I often wonder what it must be like to be you.
What must it be like to be stared at or whispered about or pointed at in public, or again to be treated like a curiosity or as somehow not relevant…and yet to ease the anxiety of those around you by responding with only a sweet smile?
What must it be like to be left unchanged for too long even when you voice your discomfort, or again to be ignored in a group because too much is going on and you languish in front of a video, or to be the one person in the room that a newcomer doesn’t say hello to upon entering…and yet never to hold a grudge?
What must it be like to depend on others to dress you and move you from your bed to your chair, and to brush your teeth and wash your face, and to puree your lunch and feed it to you on a spoon…and yet to teach those of us who offer you our service modesty and humility and patience?
What must it be like to have no way to articulate frustration or pain, hunger or exhaustion, satisfaction or gratitude…and yet to express yourself in a language of clicks and sounds and smiles that fills me even as a writer with a joy I can never get from traditional words?
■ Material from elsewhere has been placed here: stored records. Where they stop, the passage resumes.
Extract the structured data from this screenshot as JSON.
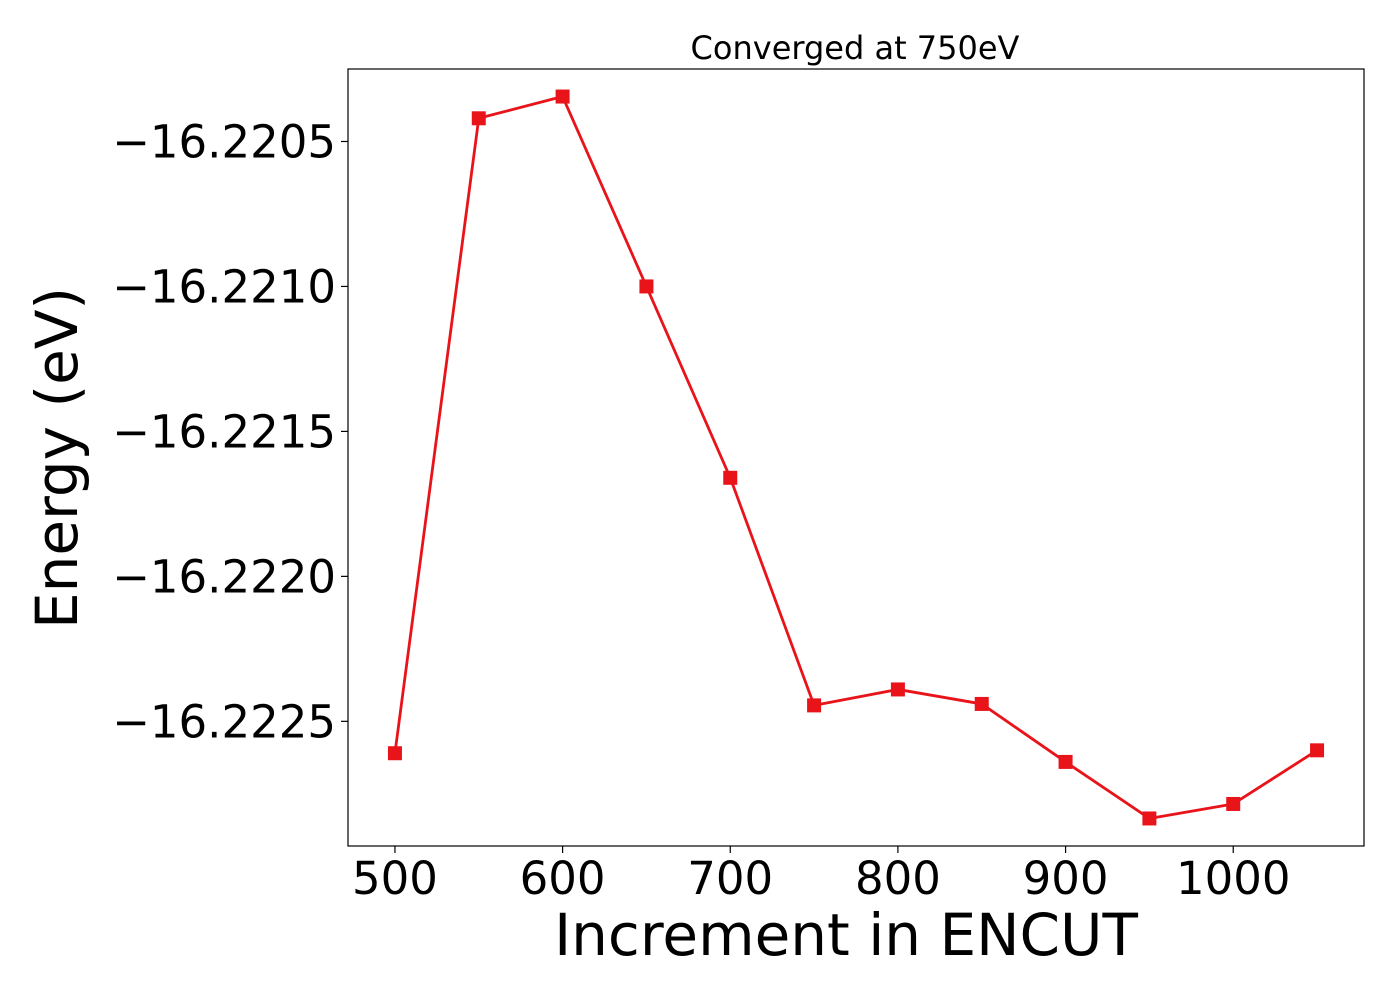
{
  "chart_data": {
    "type": "line",
    "title": "Converged at 750eV",
    "xlabel": "Increment in ENCUT",
    "ylabel": "Energy (eV)",
    "xlim": [
      472,
      1078
    ],
    "ylim": [
      -16.22293,
      -16.22025
    ],
    "xticks": [
      500,
      600,
      700,
      800,
      900,
      1000
    ],
    "xtick_labels": [
      "500",
      "600",
      "700",
      "800",
      "900",
      "1000"
    ],
    "yticks": [
      -16.2205,
      -16.221,
      -16.2215,
      -16.222,
      -16.2225
    ],
    "ytick_labels": [
      "−16.2205",
      "−16.2210",
      "−16.2215",
      "−16.2220",
      "−16.2225"
    ],
    "grid": false,
    "marker": "square",
    "color": "#e8141a",
    "x": [
      500,
      550,
      600,
      650,
      700,
      750,
      800,
      850,
      900,
      950,
      1000,
      1050
    ],
    "y": [
      -16.22261,
      -16.22042,
      -16.220345,
      -16.221,
      -16.22166,
      -16.222445,
      -16.22239,
      -16.22244,
      -16.22264,
      -16.222835,
      -16.222785,
      -16.2226
    ]
  }
}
What must it be like to endure more surgeries in a few years than most people do in a lifetime, to suffer seizures that take over your mind and body and leave you beyond your own control, to undergo breathing treatments from the nebulizer and get medicines injected through your feeding tube all day and have your every breath and heartbeat monitored all night…and yet through it all to exhibit a perseverance that few marathon runners can match?
What must it be like to have such low muscle tone that you’ll never walk and will always be (as a kindly doctor told us early on) a good sitter; that you can grasp little, lift less and manipulate least of all; that you struggle to swallow textured pureed foods…and yet to exhibit a kind of strength that goes far beyond the physical?
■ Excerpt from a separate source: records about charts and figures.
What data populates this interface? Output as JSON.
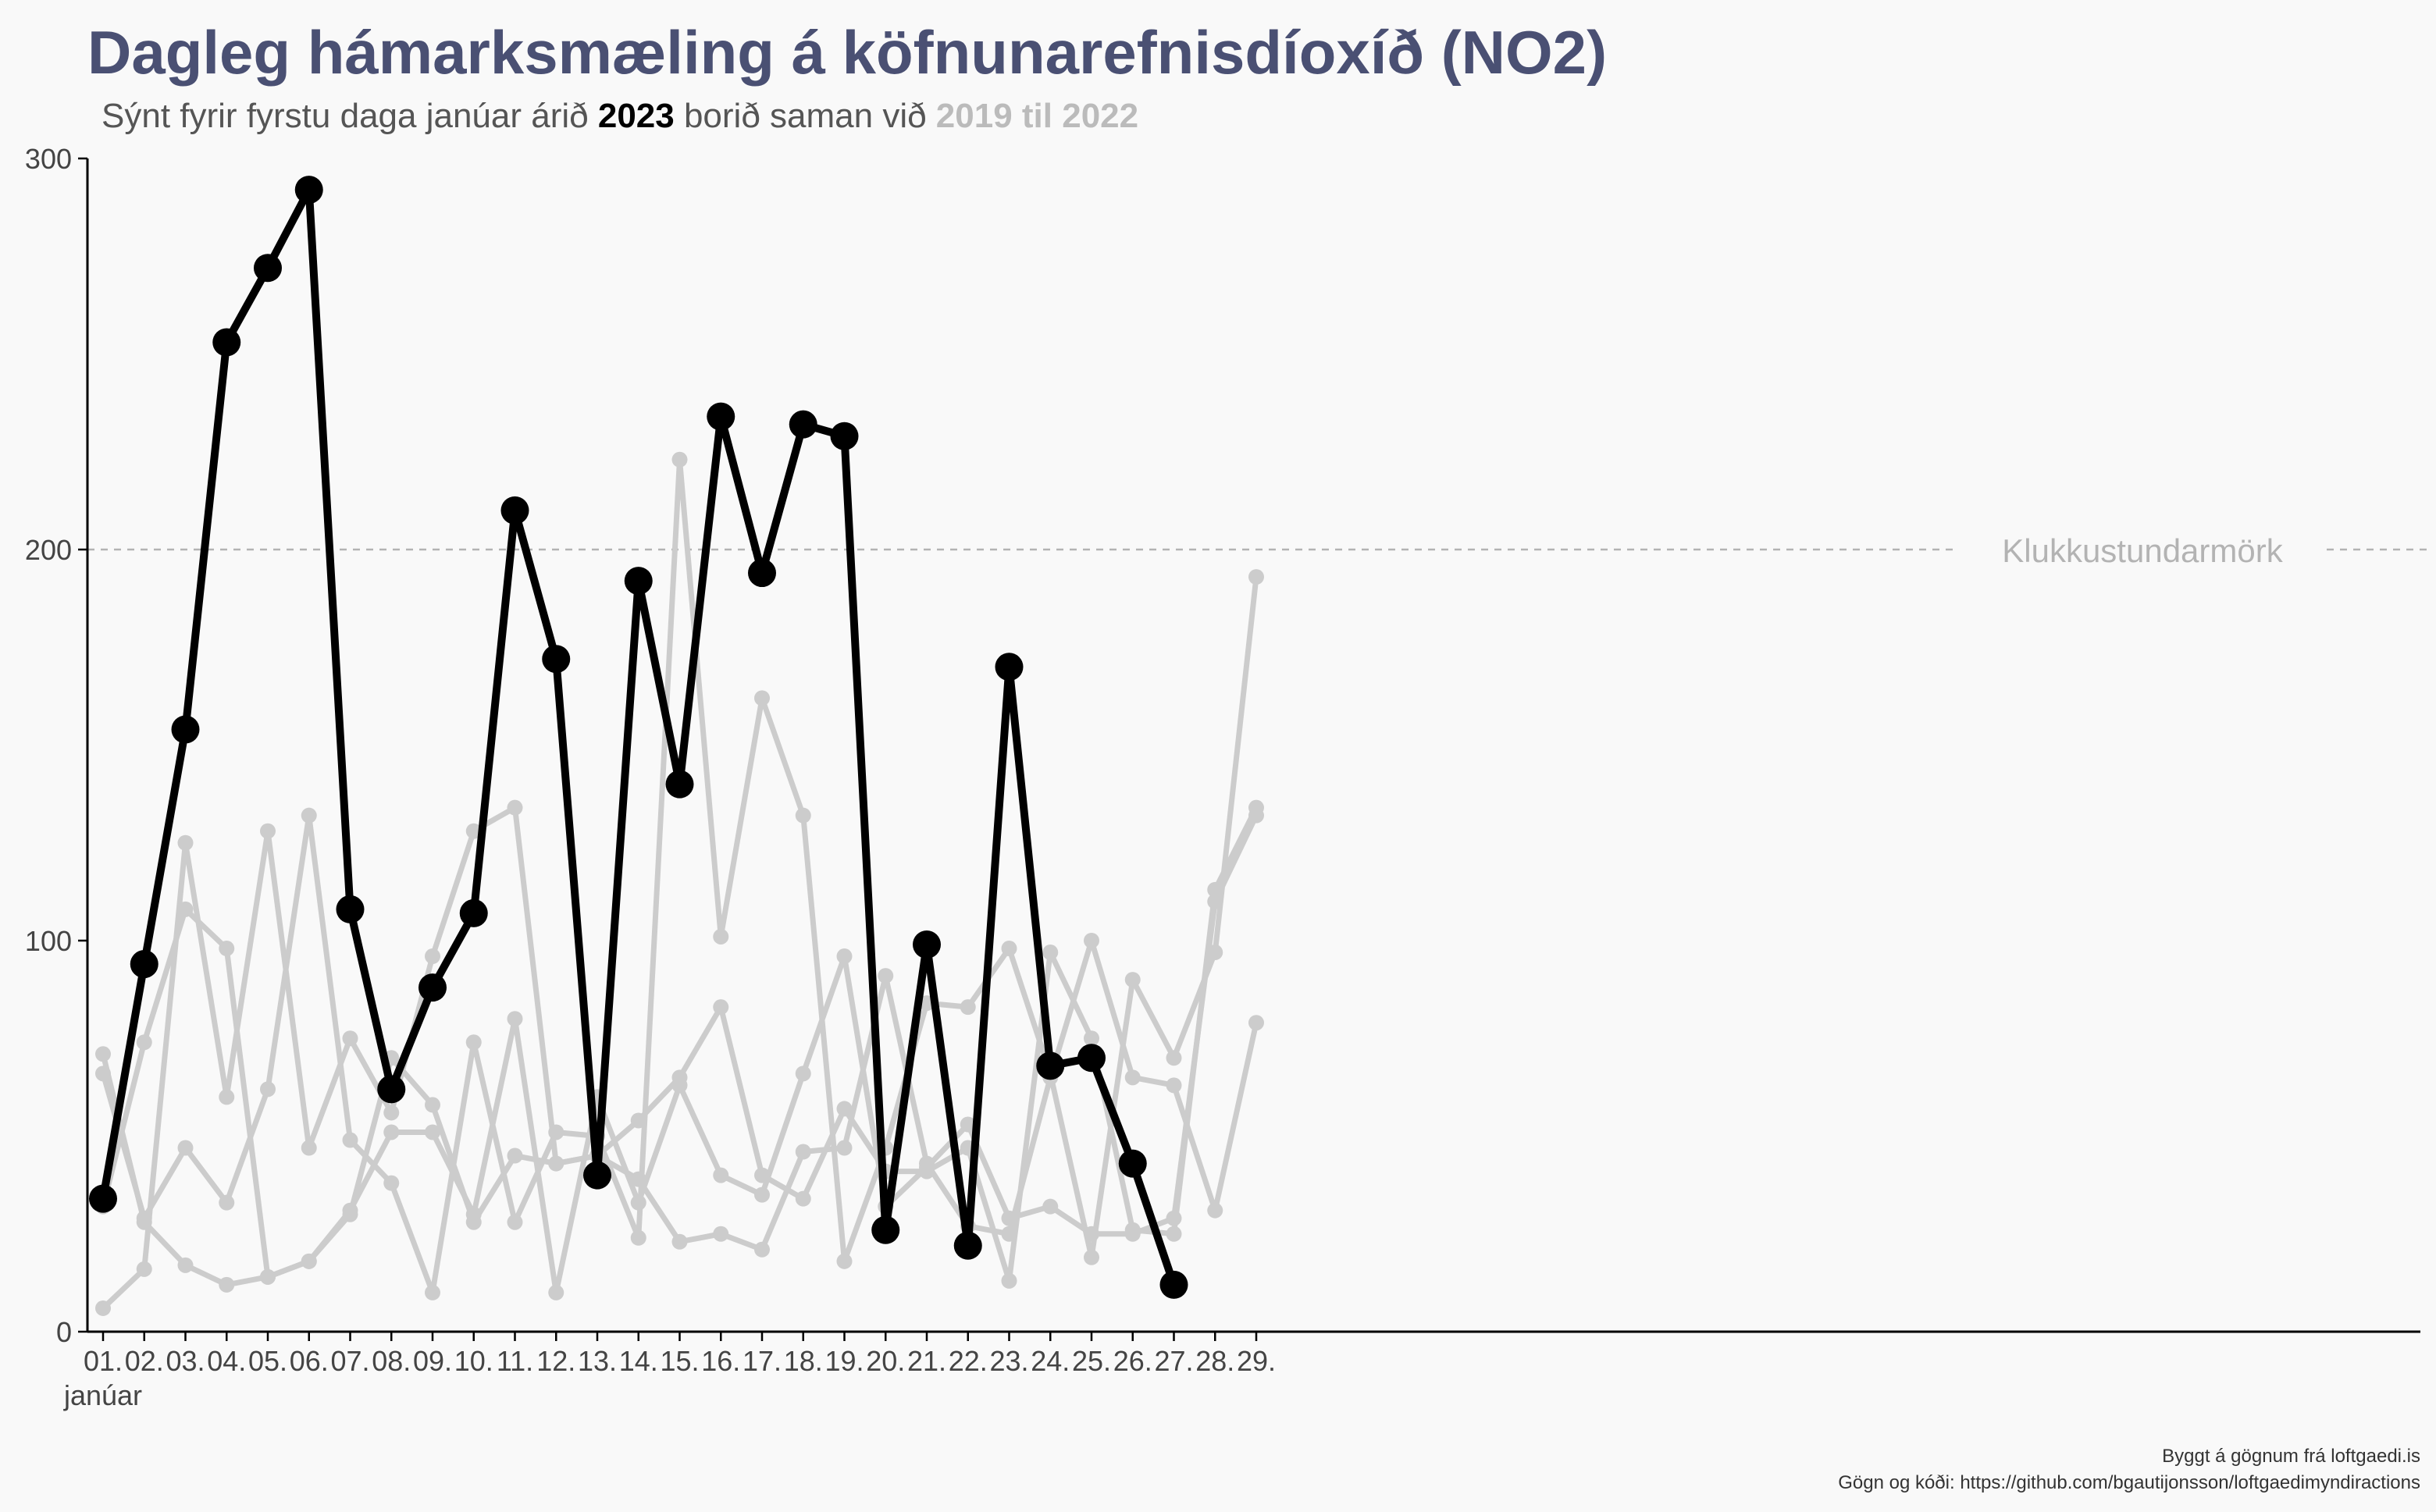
{
  "title": "Dagleg hámarksmæling á köfnunarefnisdíoxíð (NO2)",
  "subtitle": {
    "part1": "Sýnt fyrir fyrstu daga janúar árið ",
    "highlight_year": "2023",
    "part2": " borið saman við ",
    "comparison": "2019 til 2022"
  },
  "caption": {
    "line1": "Byggt á gögnum frá loftgaedi.is",
    "line2": "Gögn og kóði: https://github.com/bgautijonsson/loftgaedimyndiractions"
  },
  "colors": {
    "highlight": "#000000",
    "comparison": "#cccccc",
    "title": "#4a5073",
    "reference_line": "#b3b3b3",
    "background": "#f9f9f9"
  },
  "chart_data": {
    "type": "line",
    "title": "Dagleg hámarksmæling á köfnunarefnisdíoxíð (NO2)",
    "xlabel": "",
    "ylabel": "",
    "x_tick_labels": [
      "01.",
      "02.",
      "03.",
      "04.",
      "05.",
      "06.",
      "07.",
      "08.",
      "09.",
      "10.",
      "11.",
      "12.",
      "13.",
      "14.",
      "15.",
      "16.",
      "17.",
      "18.",
      "19.",
      "20.",
      "21.",
      "22.",
      "23.",
      "24.",
      "25.",
      "26.",
      "27.",
      "28.",
      "29."
    ],
    "x_secondary_label": "janúar",
    "x": [
      1,
      2,
      3,
      4,
      5,
      6,
      7,
      8,
      9,
      10,
      11,
      12,
      13,
      14,
      15,
      16,
      17,
      18,
      19,
      20,
      21,
      22,
      23,
      24,
      25,
      26,
      27,
      28,
      29
    ],
    "ylim": [
      0,
      300
    ],
    "y_ticks": [
      0,
      100,
      200,
      300
    ],
    "grid": false,
    "reference_line": {
      "y": 200,
      "label": "Klukkustundarmörk"
    },
    "highlight_series": {
      "name": "2023",
      "values": [
        34,
        94,
        154,
        253,
        272,
        292,
        108,
        62,
        88,
        107,
        210,
        172,
        40,
        192,
        140,
        234,
        194,
        232,
        229,
        26,
        99,
        22,
        170,
        68,
        70,
        43,
        12
      ]
    },
    "comparison_series": [
      {
        "values": [
          71,
          28,
          17,
          12,
          14,
          18,
          30,
          70,
          58,
          28,
          45,
          43,
          45,
          54,
          65,
          83,
          40,
          34,
          57,
          41,
          41,
          47,
          13,
          97,
          75,
          26,
          25,
          113,
          134
        ]
      },
      {
        "values": [
          66,
          29,
          47,
          33,
          62,
          132,
          49,
          38,
          10,
          74,
          28,
          51,
          50,
          24,
          223,
          101,
          162,
          132,
          18,
          47,
          84,
          83,
          98,
          66,
          19,
          90,
          70,
          97,
          193
        ]
      },
      {
        "values": [
          32,
          74,
          108,
          98,
          14,
          18,
          31,
          51,
          51,
          30,
          80,
          10,
          60,
          33,
          63,
          40,
          35,
          66,
          96,
          32,
          42,
          53,
          29,
          32,
          25,
          25,
          29,
          110,
          132
        ]
      },
      {
        "values": [
          6,
          16,
          125,
          60,
          128,
          47,
          75,
          56,
          96,
          128,
          134,
          43,
          45,
          39,
          23,
          25,
          21,
          46,
          47,
          91,
          43,
          27,
          25,
          65,
          100,
          65,
          63,
          31,
          79
        ]
      }
    ]
  }
}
What must it be like to have even those of us who adore you most underestimate you because your unmet needs are simple or surprising…and yet to offer only unconditional love?
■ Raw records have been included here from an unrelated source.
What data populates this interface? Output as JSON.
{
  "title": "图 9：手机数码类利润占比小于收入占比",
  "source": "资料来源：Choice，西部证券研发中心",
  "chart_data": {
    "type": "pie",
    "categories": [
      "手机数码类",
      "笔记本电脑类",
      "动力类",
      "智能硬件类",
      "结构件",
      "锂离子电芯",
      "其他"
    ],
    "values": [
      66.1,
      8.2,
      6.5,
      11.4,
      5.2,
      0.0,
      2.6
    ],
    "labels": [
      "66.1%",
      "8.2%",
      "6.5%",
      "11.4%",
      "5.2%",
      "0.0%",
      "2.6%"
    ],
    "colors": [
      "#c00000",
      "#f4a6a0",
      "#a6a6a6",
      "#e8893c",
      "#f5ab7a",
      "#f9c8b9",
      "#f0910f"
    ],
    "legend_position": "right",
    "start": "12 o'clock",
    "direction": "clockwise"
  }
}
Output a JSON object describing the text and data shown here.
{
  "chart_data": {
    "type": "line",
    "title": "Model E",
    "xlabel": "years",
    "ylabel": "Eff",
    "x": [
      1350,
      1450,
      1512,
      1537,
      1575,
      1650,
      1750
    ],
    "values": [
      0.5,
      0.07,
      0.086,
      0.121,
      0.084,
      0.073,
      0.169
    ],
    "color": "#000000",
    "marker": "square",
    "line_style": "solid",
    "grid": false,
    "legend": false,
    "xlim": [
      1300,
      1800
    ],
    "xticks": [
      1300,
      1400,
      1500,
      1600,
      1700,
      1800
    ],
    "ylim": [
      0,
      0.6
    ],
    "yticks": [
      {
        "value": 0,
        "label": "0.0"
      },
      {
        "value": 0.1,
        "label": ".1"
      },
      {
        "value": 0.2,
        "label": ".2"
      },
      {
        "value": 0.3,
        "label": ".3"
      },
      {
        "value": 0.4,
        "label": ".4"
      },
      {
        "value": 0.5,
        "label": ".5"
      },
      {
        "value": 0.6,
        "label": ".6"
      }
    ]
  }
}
What must it be like to inspire many with the smallest gesture, to instill devotion without asking for it, to encourage generosity through your presence, to teach perspective in times of difficulty…and yet to take no pride or claim no credit?
What must it be like to be viewed as imperfect and take no offense…even though you’ve achieved a perfection we can’t appreciate in this world?
What must it be like? One can but wonder.